The Hike - With a few hikes under my belt on this latest Taswegin visit including a re-hike of the Lady Barron Falls Circuit and an epic day on Mount Field West, I was beginning to run out of trails in Mount Field National Park. One trail that I had earmarked as a must hike while planning for this trip was The Needles, a short but sharp hike taking you past some outstanding geological features to the summit where magnificent views could be had. The legs were a little sore after my 20km hike up Mount Field West so I spent the morning with Caris as we explored Junee Cave and then headed back to the town of New Norfolk to have a better look around.

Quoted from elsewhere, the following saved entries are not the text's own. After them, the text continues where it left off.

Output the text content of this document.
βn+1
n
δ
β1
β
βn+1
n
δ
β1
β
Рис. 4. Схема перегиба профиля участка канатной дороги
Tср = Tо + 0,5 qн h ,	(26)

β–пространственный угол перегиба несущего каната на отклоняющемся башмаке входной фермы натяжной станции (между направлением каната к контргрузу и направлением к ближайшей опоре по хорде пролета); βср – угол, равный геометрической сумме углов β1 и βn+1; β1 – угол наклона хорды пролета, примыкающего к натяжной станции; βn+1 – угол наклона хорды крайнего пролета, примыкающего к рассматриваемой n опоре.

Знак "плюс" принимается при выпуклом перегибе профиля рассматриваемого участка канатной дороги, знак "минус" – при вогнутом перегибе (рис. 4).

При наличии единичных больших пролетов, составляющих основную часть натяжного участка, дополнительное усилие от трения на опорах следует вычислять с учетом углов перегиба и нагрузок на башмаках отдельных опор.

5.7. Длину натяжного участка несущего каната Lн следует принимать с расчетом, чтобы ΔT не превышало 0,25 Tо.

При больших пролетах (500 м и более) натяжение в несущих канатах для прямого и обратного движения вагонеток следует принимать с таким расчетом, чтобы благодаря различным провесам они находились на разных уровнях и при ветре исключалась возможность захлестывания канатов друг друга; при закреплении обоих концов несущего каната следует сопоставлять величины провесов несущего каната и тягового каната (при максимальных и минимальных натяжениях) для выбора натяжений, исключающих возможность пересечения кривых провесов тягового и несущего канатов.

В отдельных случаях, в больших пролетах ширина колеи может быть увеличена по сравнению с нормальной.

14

With beautiful weather forecast for the afternoon, I made a decision to drive out today instead of doing this one on the way to our next stop at Lake Pedder. It's about a 30 minute drive west of Mount Field National Park and was a hike I didn't have time for on my previous visit. It looked spectacular from the guidebook I had of Tassie day walks along with the TasTrails page, which hilariously refers to the experience like this..."offers uninterrupted panoramic views from rugged mountainous terrain with minimal physical exertion required". The last half of that statement would catch out the other members of our travelling party a few days later when they decided to do it based on this advice (I had told them otherwise). Arriving at the road sign that marks where you should park, I found one other car there and parked nearby. The start of the track is quite hard to find if you don't know where it is to begin (which both info sources I was using made very clear). Locating the small cairn on the opposite side of the road and familiar pink tape that Tassie trails love to use, I headed into the scrub to begin the climb. I was aware that there was a sharp right turn at the beginning and when I reached the end of a vehicle track, a right turn appeared. After a bit of exploration and not seeing a proper track up the hill, I surmised that I had been an idiot and missed the turn.

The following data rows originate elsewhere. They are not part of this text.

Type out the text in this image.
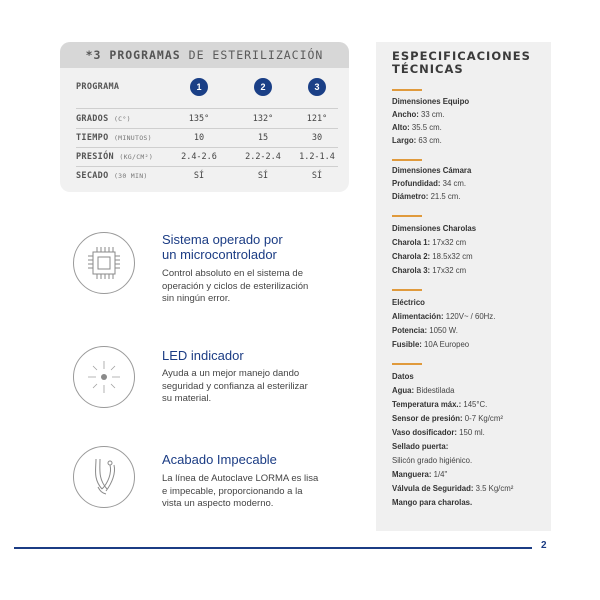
*3 PROGRAMAS DE ESTERILIZACIÓN
PROGRAMA	1	2	3
GRADOS (C°)	135°	132°	121°
TIEMPO (MINUTOS)	10	15	30
PRESIÓN (KG/CM²)	2.4-2.6	2.2-2.4	1.2-1.4
SECADO (30 MIN)	SÍ	SÍ	SÍ
Sistema operado por
un microcontrolador
Control absoluto en el sistema de
operación y ciclos de esterilización
sin ningún error.
LED indicador
Ayuda a un mejor manejo dando
seguridad y confianza al esterilizar
su material.
Acabado Impecable
La línea de Autoclave LORMA es lisa
e impecable, proporcionando a la
vista un aspecto moderno.
ESPECIFICACIONES
TÉCNICAS
Dimensiones Equipo
Ancho: 33 cm.
Alto: 35.5 cm.
Largo: 63 cm.
Dimensiones Cámara
Profundidad: 34 cm.
Diámetro: 21.5 cm.
Dimensiones Charolas
Charola 1: 17x32 cm
Charola 2: 18.5x32 cm
Charola 3: 17x32 cm
Eléctrico
Alimentación: 120V~ / 60Hz.
Potencia: 1050 W.
Fusible: 10A Europeo
Datos
Agua: Bidestilada
Temperatura máx.: 145°C.
Sensor de presión: 0-7 Kg/cm²
Vaso dosificador: 150 ml.
Sellado puerta:
Silicón grado higiénico.
Manguera: 1/4"
Válvula de Seguridad: 3.5 Kg/cm²
Mango para charolas.
2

I was correct as when I backtracked, the obvious turn was there and a walker registration box clearly visible from this vantage point (not so obvious when starting out). I signed in and started up the 1.5km climb towards the summit. The guide book I was using described flowering heath and tea trees but what I experienced was a graveyard thanks to the bushfires that ripped through the South West a couple of years ago. It provides a stark and contrasting landscape to photograph as you ascend but I'd much rather a healthy undergrowth that will unfortunately take a while to come back. A little further down the track you reach another small turn and this begins what can be a tough climb in places. The lower slopes were a bit muddy on my visit and this made stepping up the incline a little harder as you have to plan your next step very carefully. With sore muscles from my Mount Field West climb the previous day, the gradient was relentless on this first section, ranging between 25% up to 40% in places. Luckily the views up this early section are quite pretty looking at the rocky spires above and along the Florentine River Valley. Leaving the mud behind it was just a matter of putting one foot in front of the other and negotiating some rocky steps that sometimes required an extra big stride to get up.